Friday, March 21, 2008

Version 2.0 of mod_wsgi is now available.

Due to the arrival of a baby 1.0, version 2.0 of mod_wsgi has been a bit slower in coming than originally planned, but the wait is now over and it is available for download. The major improvements in version 2.0 of mod_wsgi are detailed below, but there are various other little goodies as well, so check out the change notes on the wiki.


Process Reloading Mechanism

When using daemon mode of mod_wsgi and the WSGI script file for your application is changed, the default behaviour is to now restart the daemon processes automatically upon receipt of the next request against that application. Thus, when making changes to any code or configuration data for your application, all you now need to do is touch the WSGI script file and the daemon processes for just that application will be automatically restarted and the application reloaded. This means that it is no longer necessary to send signals explicitly to the daemon processes, or restart the whole of Apache. This means that elevated privileges are not required by users and applications owned by other users in a shared hosting environment will not be affected when one users application is restarted.

Apache Authentication Provider

When using Apache 2.2, mod_wsgi provides the means to implement Apache authentication providers in Python. This means that password authentication for HTTP Basic and Digest authentication, plus other custom authentication mechanisms implemented by other Apache modules, can be delegated to your Python application. This for example can be used to implement HTTP authentication for a Trac instance against a user database maintained within a Django instance running on the same site. If using Apache 2.0 the mechanism is also available, but only in support of standard Apache HTTP Basic authentication.

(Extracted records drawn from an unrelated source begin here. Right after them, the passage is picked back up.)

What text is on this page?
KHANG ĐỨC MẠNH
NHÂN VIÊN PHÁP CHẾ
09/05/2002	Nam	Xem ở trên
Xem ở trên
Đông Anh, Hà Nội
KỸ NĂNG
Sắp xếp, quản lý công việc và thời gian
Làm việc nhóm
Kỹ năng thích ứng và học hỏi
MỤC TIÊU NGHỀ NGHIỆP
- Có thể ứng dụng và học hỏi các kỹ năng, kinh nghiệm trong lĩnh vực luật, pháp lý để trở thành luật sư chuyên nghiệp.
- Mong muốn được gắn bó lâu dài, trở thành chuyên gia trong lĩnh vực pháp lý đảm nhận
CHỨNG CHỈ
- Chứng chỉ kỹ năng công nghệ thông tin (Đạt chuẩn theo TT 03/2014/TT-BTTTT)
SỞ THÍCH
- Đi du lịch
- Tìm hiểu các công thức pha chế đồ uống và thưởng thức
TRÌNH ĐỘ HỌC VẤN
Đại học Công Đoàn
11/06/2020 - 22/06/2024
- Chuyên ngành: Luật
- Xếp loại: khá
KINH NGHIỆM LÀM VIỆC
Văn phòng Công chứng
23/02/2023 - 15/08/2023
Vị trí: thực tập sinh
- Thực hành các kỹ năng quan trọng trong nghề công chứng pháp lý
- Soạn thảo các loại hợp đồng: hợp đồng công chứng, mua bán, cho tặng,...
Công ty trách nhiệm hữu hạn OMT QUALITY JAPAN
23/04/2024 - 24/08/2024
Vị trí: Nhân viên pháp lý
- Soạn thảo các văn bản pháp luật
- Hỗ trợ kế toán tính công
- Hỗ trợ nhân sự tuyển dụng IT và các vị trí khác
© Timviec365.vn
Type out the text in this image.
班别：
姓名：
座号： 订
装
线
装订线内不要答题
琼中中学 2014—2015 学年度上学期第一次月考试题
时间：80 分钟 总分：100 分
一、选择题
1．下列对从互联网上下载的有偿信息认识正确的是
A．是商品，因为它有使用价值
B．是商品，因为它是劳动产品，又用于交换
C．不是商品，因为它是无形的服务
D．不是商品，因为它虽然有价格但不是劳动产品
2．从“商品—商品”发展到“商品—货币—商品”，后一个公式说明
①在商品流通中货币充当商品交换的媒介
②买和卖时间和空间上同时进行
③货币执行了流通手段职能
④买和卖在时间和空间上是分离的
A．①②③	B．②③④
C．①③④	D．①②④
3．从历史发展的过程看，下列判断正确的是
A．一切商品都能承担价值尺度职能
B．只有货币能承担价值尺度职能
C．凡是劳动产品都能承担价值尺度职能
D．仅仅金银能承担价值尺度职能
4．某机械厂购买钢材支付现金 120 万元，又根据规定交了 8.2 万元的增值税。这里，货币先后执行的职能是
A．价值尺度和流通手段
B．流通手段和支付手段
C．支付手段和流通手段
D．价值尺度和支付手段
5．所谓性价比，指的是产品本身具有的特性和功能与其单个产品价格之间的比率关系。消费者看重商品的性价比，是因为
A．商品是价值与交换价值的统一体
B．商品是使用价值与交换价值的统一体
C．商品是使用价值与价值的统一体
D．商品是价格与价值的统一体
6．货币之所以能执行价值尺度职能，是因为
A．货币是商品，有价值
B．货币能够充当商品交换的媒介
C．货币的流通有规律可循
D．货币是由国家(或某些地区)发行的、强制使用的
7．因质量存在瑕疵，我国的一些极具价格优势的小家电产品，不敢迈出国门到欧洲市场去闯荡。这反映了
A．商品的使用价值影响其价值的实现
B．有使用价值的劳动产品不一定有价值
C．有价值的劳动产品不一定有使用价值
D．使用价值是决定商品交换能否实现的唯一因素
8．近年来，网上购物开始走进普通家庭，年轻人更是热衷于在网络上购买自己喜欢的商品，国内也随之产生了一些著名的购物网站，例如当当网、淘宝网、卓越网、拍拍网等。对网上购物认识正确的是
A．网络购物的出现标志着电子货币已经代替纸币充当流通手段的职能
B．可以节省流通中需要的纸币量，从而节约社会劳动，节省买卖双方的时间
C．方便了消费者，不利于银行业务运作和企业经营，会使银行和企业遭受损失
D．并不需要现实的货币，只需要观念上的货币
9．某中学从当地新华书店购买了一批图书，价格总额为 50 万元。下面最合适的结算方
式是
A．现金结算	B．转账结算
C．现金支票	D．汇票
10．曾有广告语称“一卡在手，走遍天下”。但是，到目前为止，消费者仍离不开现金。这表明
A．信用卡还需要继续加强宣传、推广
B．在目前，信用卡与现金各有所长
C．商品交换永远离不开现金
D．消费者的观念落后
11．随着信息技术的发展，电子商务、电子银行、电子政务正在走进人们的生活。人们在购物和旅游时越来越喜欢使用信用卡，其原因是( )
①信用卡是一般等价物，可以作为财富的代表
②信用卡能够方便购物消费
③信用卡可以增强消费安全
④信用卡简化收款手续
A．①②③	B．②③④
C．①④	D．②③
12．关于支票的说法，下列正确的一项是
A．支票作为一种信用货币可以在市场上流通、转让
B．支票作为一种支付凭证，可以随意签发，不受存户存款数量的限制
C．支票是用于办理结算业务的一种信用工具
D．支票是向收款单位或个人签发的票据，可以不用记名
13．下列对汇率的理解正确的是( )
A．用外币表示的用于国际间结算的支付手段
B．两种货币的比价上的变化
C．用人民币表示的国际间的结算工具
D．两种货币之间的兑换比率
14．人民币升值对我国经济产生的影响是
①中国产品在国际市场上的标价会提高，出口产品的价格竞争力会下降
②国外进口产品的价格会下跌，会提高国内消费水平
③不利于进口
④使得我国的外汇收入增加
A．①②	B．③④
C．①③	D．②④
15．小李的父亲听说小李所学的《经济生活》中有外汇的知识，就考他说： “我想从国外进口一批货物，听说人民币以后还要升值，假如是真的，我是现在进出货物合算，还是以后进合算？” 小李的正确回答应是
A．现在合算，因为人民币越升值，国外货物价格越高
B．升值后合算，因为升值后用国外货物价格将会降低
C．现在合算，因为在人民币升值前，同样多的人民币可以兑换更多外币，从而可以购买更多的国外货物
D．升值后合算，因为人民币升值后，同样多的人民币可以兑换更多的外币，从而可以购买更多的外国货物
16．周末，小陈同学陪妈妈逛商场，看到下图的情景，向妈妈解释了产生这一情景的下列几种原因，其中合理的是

Python Virtual Environments

More integrated support for Python virtual environments such as 'virtualenv' is now provided. These changes make it possible for different daemon process groups to be easily associated with distinct Python virtual environments. Where daemon process groups are being setup for different users, or to separate different applications, the use of Python virtual environments means that each can use different versions of modules or packages and not interfere with each other.

WSGI File Wrapper Extension

Support for 'wsgi.file_wrapper' extension has been added with operating system mechanisms such as sendfile() and mmap() being used when possible to speed up sending of any data back to a client. Provided an application is written to use this optional extension, then serving up of static files by the application should be greatly improved.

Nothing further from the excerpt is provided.